I thought again what a great pair of fictional investigators she and Johnney would make -- except they appear to be doing it already, for real.

www.golden-duck.co.uk   

Comments

Peter Leyland said…
What an amazing story Julia, where you cover such a range of people and events, and in the telling reveal a lot about yourself. I recognise the idea of 'emotional geography' and it's a superb title for this piece. Thanks for the blog.
Julia jones said…
Thanks Peter - I took ages trying to think of the title and then it just popped up. You're right, we probably all have it but until the friend at the funeral used the phrase it wasn't something I had thought to define.
Jan Needle said…
Amazing stuff, Jul. Bloody ell, you've been around! Thanks.
Susan Price said…
Wonderful post, Julia! (As always.)
Sandra Horn said…
Thank you, Julia - a wonderful story, so sensitively told. I didn't even notice any typos...
Ruth Barber said…
I am truly touched by your story Julia and have just read it aloud to my husband. By coincidence I have been sitting at the table to send a donation to the undertakers who organised my aunt's funeral two weeks ago. Her story is also based around the Second World War when she was looking for someone ( a nice German, as she said to my grandfather, who gave the inevitable reply that any Englishman would have given at the time!). However Grandpa was a bit of a pushover and found a POW who was working locally on a farm. By then the war had ended and POWs had more freedom so Uncle Hennry, as he became, came for tea. He returned to a shattered Berlin in 1948, with some difficulty as the city at that time was blockaded by the Russians, closely followed by my aunt, and as they say, the rest is history.
Julia jones said…
Thank you for your aunt's story Ruth (and for reading mine to your husband). Returning to Berlin in 1948 would have been tough indeed. Did you aunt ever talk about her experience when she went to join him?

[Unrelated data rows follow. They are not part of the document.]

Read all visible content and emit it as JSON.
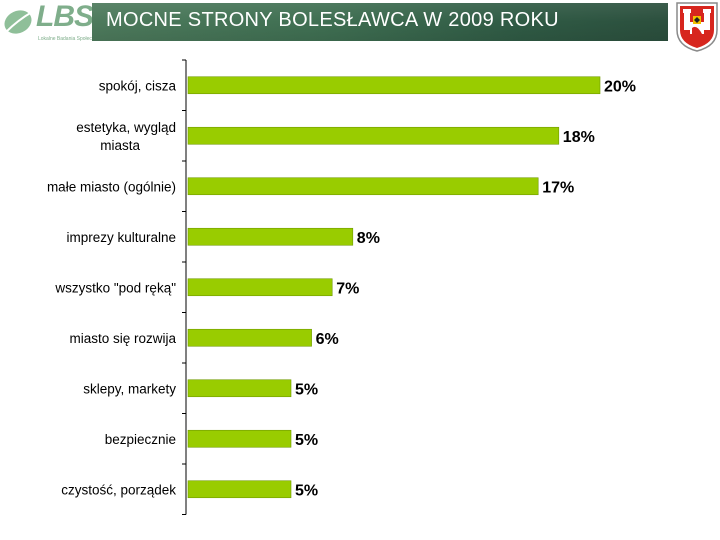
{
  "header": {
    "title": "MOCNE STRONY BOLESŁAWCA  W 2009 ROKU",
    "logo_text": "LBS",
    "logo_subtitle": "Lokalne Badania Społeczne"
  },
  "colors": {
    "bar": "#99cc00",
    "bar_edge": "#6f9a00",
    "banner": "#3f6f52",
    "axis": "#000000"
  },
  "chart_data": {
    "type": "bar",
    "orientation": "horizontal",
    "title": "",
    "xlabel": "",
    "ylabel": "",
    "xlim": [
      0,
      20
    ],
    "grid": false,
    "legend": "none",
    "categories": [
      [
        "spokój, cisza"
      ],
      [
        "estetyka, wygląd",
        "miasta"
      ],
      [
        "małe miasto (ogólnie)"
      ],
      [
        "imprezy kulturalne"
      ],
      [
        "wszystko \"pod ręką\""
      ],
      [
        "miasto się rozwija"
      ],
      [
        "sklepy, markety"
      ],
      [
        "bezpiecznie"
      ],
      [
        "czystość, porządek"
      ]
    ],
    "values": [
      20,
      18,
      17,
      8,
      7,
      6,
      5,
      5,
      5
    ],
    "value_labels": [
      "20%",
      "18%",
      "17%",
      "8%",
      "7%",
      "6%",
      "5%",
      "5%",
      "5%"
    ]
  }
}
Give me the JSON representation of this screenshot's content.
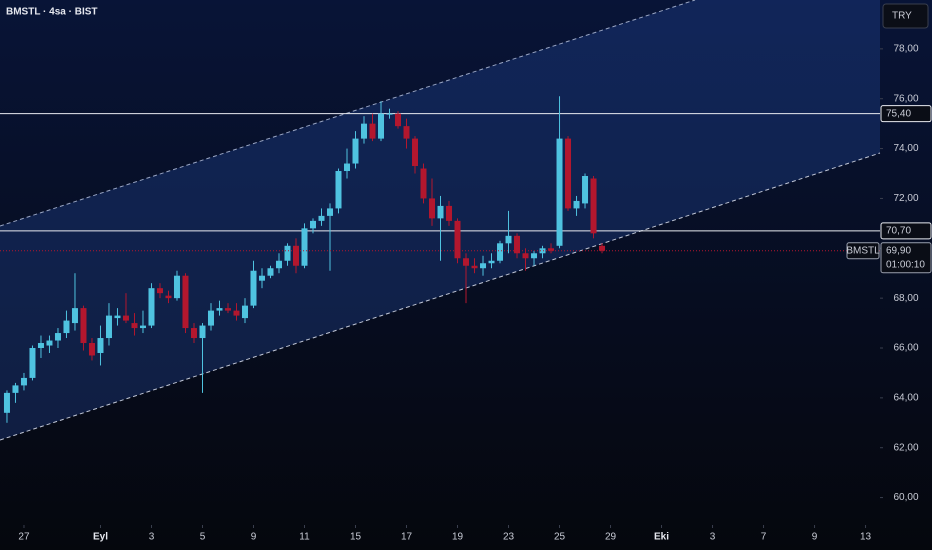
{
  "header": {
    "title": "BMSTL · 4sa · BIST",
    "currency_button": "TRY"
  },
  "chart_data": {
    "type": "candlestick",
    "up_color": "#4fc3e0",
    "down_color": "#b3172e",
    "open": [
      63.4,
      64.2,
      64.5,
      64.8,
      66.0,
      66.1,
      66.3,
      66.6,
      67.0,
      67.6,
      66.2,
      65.8,
      66.4,
      67.2,
      67.3,
      67.0,
      66.8,
      66.9,
      68.4,
      68.1,
      68.0,
      68.9,
      66.8,
      66.4,
      66.9,
      67.5,
      67.6,
      67.5,
      67.2,
      67.7,
      68.7,
      68.9,
      69.2,
      69.5,
      70.1,
      69.3,
      70.8,
      71.1,
      71.3,
      71.6,
      73.1,
      73.4,
      74.4,
      75.0,
      74.4,
      75.4,
      75.4,
      74.9,
      74.4,
      73.2,
      72.0,
      71.2,
      71.7,
      71.1,
      69.6,
      69.3,
      69.2,
      69.4,
      69.5,
      70.2,
      70.5,
      69.8,
      69.6,
      69.8,
      70.0,
      70.1,
      74.4,
      71.6,
      71.8,
      72.8,
      70.1
    ],
    "high": [
      64.3,
      64.6,
      65.0,
      66.1,
      66.5,
      66.5,
      66.8,
      67.5,
      69.0,
      67.7,
      66.4,
      66.9,
      67.8,
      67.6,
      68.2,
      67.4,
      67.5,
      68.6,
      68.6,
      68.3,
      69.1,
      69.0,
      67.0,
      67.0,
      67.8,
      67.9,
      67.8,
      67.8,
      68.0,
      69.5,
      69.2,
      69.3,
      69.8,
      70.2,
      70.4,
      71.0,
      71.2,
      71.6,
      71.8,
      73.2,
      74.0,
      74.7,
      75.3,
      75.4,
      75.9,
      75.6,
      75.5,
      75.2,
      74.5,
      73.4,
      72.8,
      72.1,
      71.9,
      71.2,
      69.8,
      69.6,
      69.7,
      69.8,
      70.3,
      71.5,
      70.6,
      70.0,
      69.9,
      70.1,
      70.2,
      76.1,
      74.5,
      72.1,
      73.0,
      72.9,
      70.2
    ],
    "low": [
      63.0,
      63.8,
      64.3,
      64.7,
      65.6,
      65.8,
      66.0,
      66.4,
      66.7,
      65.9,
      65.5,
      65.3,
      66.1,
      66.9,
      67.0,
      66.5,
      66.6,
      66.8,
      68.0,
      67.8,
      67.9,
      66.6,
      66.2,
      64.2,
      66.7,
      67.3,
      67.4,
      67.1,
      67.0,
      67.6,
      68.4,
      68.8,
      69.0,
      69.3,
      69.0,
      69.2,
      70.6,
      70.9,
      69.1,
      71.4,
      72.8,
      73.2,
      74.2,
      74.3,
      74.3,
      75.2,
      74.8,
      74.0,
      73.0,
      71.8,
      70.9,
      69.5,
      70.9,
      69.4,
      67.8,
      69.0,
      68.9,
      69.2,
      69.4,
      69.8,
      69.6,
      69.1,
      69.3,
      69.6,
      69.8,
      70.0,
      71.5,
      71.3,
      71.6,
      70.4,
      69.8
    ],
    "close": [
      64.2,
      64.5,
      64.8,
      66.0,
      66.2,
      66.3,
      66.6,
      67.1,
      67.6,
      66.2,
      65.7,
      66.4,
      67.3,
      67.3,
      67.1,
      66.8,
      66.9,
      68.4,
      68.2,
      68.0,
      68.9,
      66.8,
      66.4,
      66.9,
      67.5,
      67.6,
      67.5,
      67.3,
      67.7,
      69.1,
      68.9,
      69.2,
      69.5,
      70.1,
      69.3,
      70.8,
      71.1,
      71.3,
      71.6,
      73.1,
      73.4,
      74.4,
      75.0,
      74.4,
      75.4,
      75.4,
      74.9,
      74.4,
      73.3,
      72.0,
      71.2,
      71.7,
      71.1,
      69.6,
      69.3,
      69.2,
      69.4,
      69.5,
      70.2,
      70.5,
      69.8,
      69.6,
      69.8,
      70.0,
      69.9,
      74.4,
      71.6,
      71.9,
      72.9,
      70.6,
      69.9
    ],
    "xlim": [
      -0.82,
      102.7
    ],
    "xticks": [
      {
        "value": 2,
        "label": "27"
      },
      {
        "value": 11,
        "label": "Eyl"
      },
      {
        "value": 17,
        "label": "3"
      },
      {
        "value": 23,
        "label": "5"
      },
      {
        "value": 29,
        "label": "9"
      },
      {
        "value": 35,
        "label": "11"
      },
      {
        "value": 41,
        "label": "15"
      },
      {
        "value": 47,
        "label": "17"
      },
      {
        "value": 53,
        "label": "19"
      },
      {
        "value": 59,
        "label": "23"
      },
      {
        "value": 65,
        "label": "25"
      },
      {
        "value": 71,
        "label": "29"
      },
      {
        "value": 77,
        "label": "Eki"
      },
      {
        "value": 83,
        "label": "3"
      },
      {
        "value": 89,
        "label": "7"
      },
      {
        "value": 95,
        "label": "9"
      },
      {
        "value": 101,
        "label": "13"
      }
    ],
    "ylim": [
      58.9,
      79.96
    ],
    "yticks": [
      {
        "value": 60,
        "label": "60,00"
      },
      {
        "value": 62,
        "label": "62,00"
      },
      {
        "value": 64,
        "label": "64,00"
      },
      {
        "value": 66,
        "label": "66,00"
      },
      {
        "value": 68,
        "label": "68,00"
      },
      {
        "value": 70,
        "label": "70,00"
      },
      {
        "value": 72,
        "label": "72,00"
      },
      {
        "value": 74,
        "label": "74,00"
      },
      {
        "value": 76,
        "label": "76,00"
      },
      {
        "value": 78,
        "label": "78,00"
      }
    ],
    "hlines": [
      {
        "value": 75.4,
        "label": "75,40"
      },
      {
        "value": 70.7,
        "label": "70,70"
      }
    ],
    "last_price": {
      "value": 69.9,
      "label": "69,90"
    },
    "symbol_label": "BMSTL",
    "countdown": "01:00:10"
  }
}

That was brave.
Almost the worst 'war stories' are the people who we forced to return, knowing what was likely to happen to them.And that after a war that had been fought for freedom...Your aunt was admirable as she was exercising her own right to chose (I think your grandfather comes out of it as quite a sweetie too) Thanks


Dianne Pearce said…
What an inherently lovely and interesting post. I wish we could have all known Arne. It makes me wonder about all the people now getting their lives mashed around, or ended, due to the Russian war in Ukraine. And it makes me remember working on Fred Gross' holocaust memoir. Fred is now gone too. As his editor, I kept having to ask him, "What happened to that aunt? You never said." And most often his answer was that no one knew.
I wonder if Arne was ever able to see his father. I hope so.